La jornada de protesta dispuesta ayer en todo el país por la CTERA en defensa de la educación pública, se reflejó en Santa Cruz con un paro de actividades promovido por el principal gremio de los maestros estatales, ADOSAC, cuya dirigencia volverá a mantener hoy en Río Gallegos otro congreso provincial para definir la continuidad del plan de lucha.
En Río Gallegos, la manifestación de ADOSAC tuvo lugar en horas de la tarde y llegó hasta la Casa de Gobierno y la Legislatura, siendo engrosada por otros sectores sindicales nucleados en la denominada Mesa de Unidad Sindical.
Los maestros santacruceños no reciben incremento salarial desde hace casi dos años y reclaman un básico mínimo de 2.400 pesos (actualmente es de 1.600) para que el sueldo de bolsillo (al que se le incorporan título, zona y otros ítems) pueda llegar a los 7.000 pesos.
En ese contexto, se consideran rehenes de una feroz interna política que subsiste en el oficialismo, ya que mientras el gobernador Daniel Peralta les prometió -a través de una mesa de paritarias- incrementar los salarios en un 25 %, el mismo está condicionado a que la Legislatura le apruebe un paquete de medidas económicas, algo que la mayoría de los diputados ya lo rechazaron por adelantado.

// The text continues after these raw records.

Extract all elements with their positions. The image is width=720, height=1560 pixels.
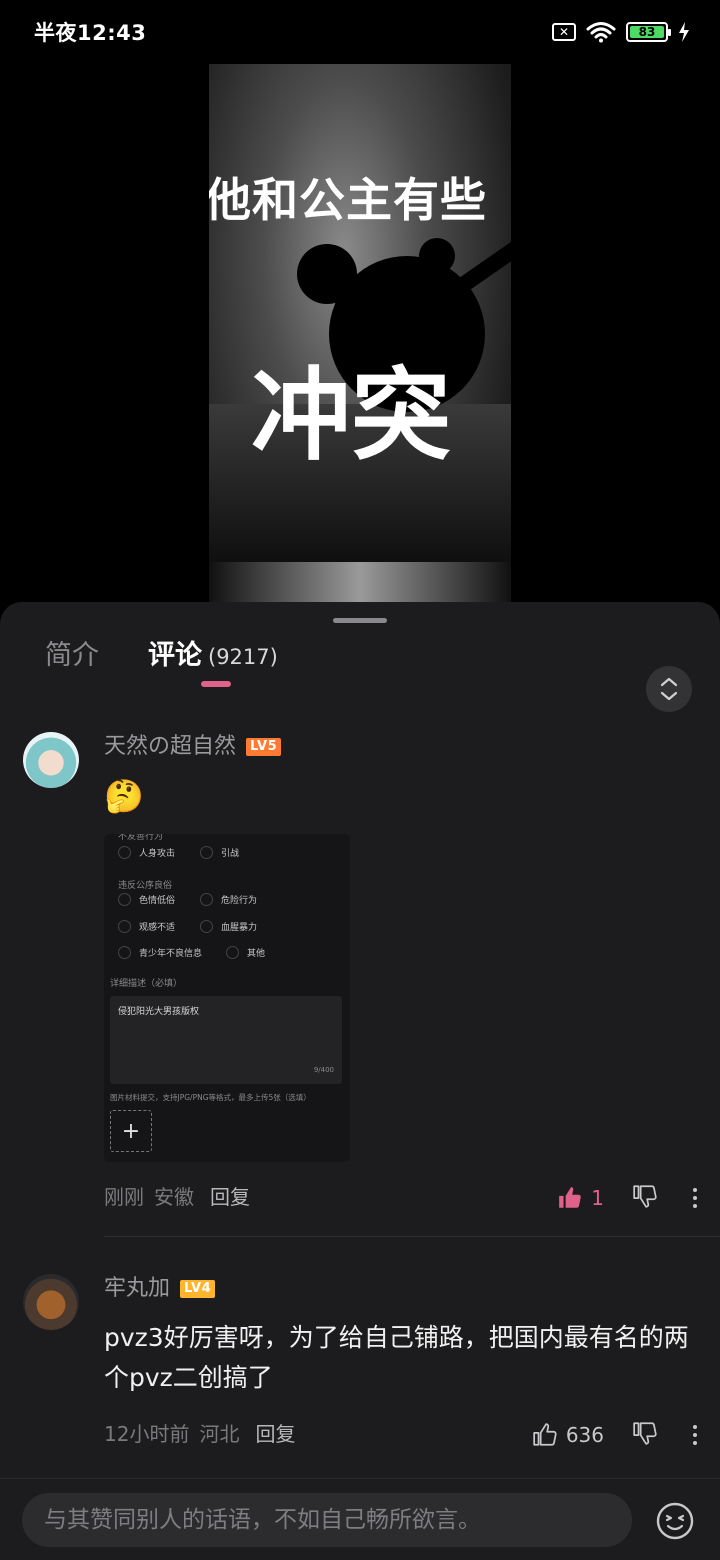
more-options-icon[interactable] (692, 1188, 698, 1208)
shot-textbox: 侵犯阳光大男孩版权 9/400 (110, 996, 342, 1084)
dislike-button[interactable] (632, 1420, 658, 1450)
comment-emoji: 🤔 (104, 777, 144, 815)
comment-location: 安徽 (154, 1185, 194, 1209)
comment-input-bar: 与其赞同别人的话语，不如自己畅所欲言。 (0, 1478, 720, 1560)
comment-meta: 12小时前 河北 回复 (104, 1420, 295, 1448)
comment-username[interactable]: 天然の超自然 LV5 (104, 732, 282, 762)
sim-disabled-icon: ✕ (552, 23, 576, 41)
shot-add-icon: + (110, 1110, 152, 1152)
shot-option: 危险行为 (200, 893, 257, 906)
shot-option: 色情低俗 (118, 893, 175, 906)
thumbs-down-icon (633, 1185, 657, 1208)
comment-divider (104, 1236, 720, 1237)
comment-sheet: 简介 评论 (9217) 天然の超自然 LV5 🤔 不友善行为 人身攻击 引战 (0, 602, 720, 1560)
tab-intro[interactable]: 简介 (45, 636, 99, 676)
tab-comments-label: 评论 (148, 640, 202, 671)
username-text: 天然の超自然 (104, 734, 237, 759)
username-text: 牢丸加 (104, 1276, 171, 1301)
shot-option: 观感不适 (118, 920, 175, 933)
tab-comments[interactable]: 评论 (9217) (148, 636, 278, 677)
charging-icon (679, 22, 689, 42)
status-icons: ✕ 83 (552, 21, 690, 43)
like-count: 1 (591, 1186, 604, 1210)
comment-time: 12小时前 (104, 1422, 190, 1446)
video-caption-1: 他和公主有些 (209, 173, 487, 227)
comment-text: pvz3好厉害呀，为了给自己铺路，把国内最有名的两个pvz二创搞了 (104, 1323, 689, 1392)
like-button[interactable]: 636 (532, 1422, 604, 1448)
level-badge: LV5 (246, 738, 282, 756)
emoji-icon (656, 1502, 694, 1540)
level-badge: LV4 (180, 1280, 216, 1298)
avatar[interactable] (23, 732, 79, 788)
comment-location: 河北 (199, 1422, 240, 1446)
shot-option: 血腥暴力 (200, 920, 257, 933)
emoji-button[interactable] (655, 1501, 695, 1541)
thumbs-down-icon (633, 1422, 657, 1445)
comment-image[interactable]: 不友善行为 人身攻击 引战 违反公序良俗 色情低俗 危险行为 观感不适 血腥暴力… (104, 834, 350, 1162)
comment-username[interactable]: 牢丸加 LV4 (104, 1274, 216, 1304)
battery-icon: 83 (626, 22, 671, 42)
shot-textbox-text: 侵犯阳光大男孩版权 (118, 1007, 200, 1017)
shot-section-2: 违反公序良俗 (118, 881, 173, 891)
thumbs-up-filled-icon (559, 1187, 582, 1208)
shot-section-1: 不友善行为 (118, 834, 164, 842)
video-band (209, 562, 511, 604)
tab-comments-count: (9217) (208, 645, 278, 669)
tab-active-indicator (201, 681, 231, 687)
shot-option: 其他 (226, 946, 265, 959)
like-count: 636 (565, 1423, 604, 1447)
tab-bar: 简介 评论 (9217) (0, 636, 720, 712)
status-bar: 半夜12:43 ✕ 83 (0, 0, 720, 64)
battery-level: 83 (630, 26, 664, 38)
dislike-button[interactable] (632, 1183, 658, 1213)
shot-upload-note: 图片材料提交，支持JPG/PNG等格式，最多上传5张（选填） (110, 1093, 311, 1102)
shot-option: 青少年不良信息 (118, 946, 202, 959)
shot-option: 引战 (200, 846, 239, 859)
shot-option: 人身攻击 (118, 846, 175, 859)
wifi-icon (586, 22, 616, 43)
status-time: 半夜12:43 (34, 21, 147, 45)
thumbs-up-icon (533, 1423, 557, 1446)
comment-input[interactable]: 与其赞同别人的话语，不如自己畅所欲言。 (22, 1493, 632, 1547)
comment-meta: 刚刚 安徽 回复 (104, 1183, 250, 1211)
shot-textbox-count: 9/400 (313, 1066, 334, 1074)
sort-chevrons-icon (660, 677, 678, 701)
drag-handle[interactable] (333, 618, 387, 623)
comment-time: 刚刚 (104, 1185, 144, 1209)
avatar[interactable] (23, 1274, 79, 1330)
shot-detail-label: 详细描述（必填） (110, 979, 183, 989)
more-options-icon[interactable] (692, 1425, 698, 1445)
reply-button[interactable]: 回复 (210, 1183, 250, 1211)
reply-button[interactable]: 回复 (255, 1420, 295, 1448)
sort-button[interactable] (646, 666, 692, 712)
like-button[interactable]: 1 (557, 1185, 604, 1211)
video-caption-2: 冲突 (251, 357, 451, 474)
video-player[interactable]: 他和公主有些 冲突 (209, 64, 511, 604)
comment-actions: 1 (557, 1182, 698, 1214)
comment-actions: 636 (532, 1419, 698, 1451)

Por si esto fuera poco, en Santa Cruz aún no comenzaron las clases en las escuelas de nivel secundario dado que por problemas en la titularización de cargos (devenidos de la aplicación de la nueva ley educativa) el Consejo Provincial de Educación pospuso la fecha de inicio hasta el 18 de marzo.
FALTAN MAESTROS
En la protesta realizada en Caleta Olivia, Mazo señaló que ya es notoria la falta de maestros para completar cargos vacantes dado que muchos de ellos retornaron hacia sus provincias de origen debido a los bajos sueldos que perciben en Santa Cruz, una realidad muy diferente a lo que sucedía hace ya varios años.
El secretario general de la filial local también leyó un documento a través del cual se señala que “hoy la lucha docente es una sola y en cada rincón de nuestro país flamean las pancartas y suenan los bombos en defensa de la escuela pública gratuita”.
“Es una defensa que engloba las condiciones laborales, los salarios, la infraestructura escolar, el número de alumnos por aula, el reclamo por el material didáctico y la igualdad de oportunidades”, se añade.
Finalmente el gremio dejó constancia de que “en lo político, no somos una porción en la interna partidaria entre el Justicialismo y el Frente para la Victoria. Somos trabajadores que no queremos educar para el sometimiento, sino trabajadores que reclamamos una recomposición salarial digna”.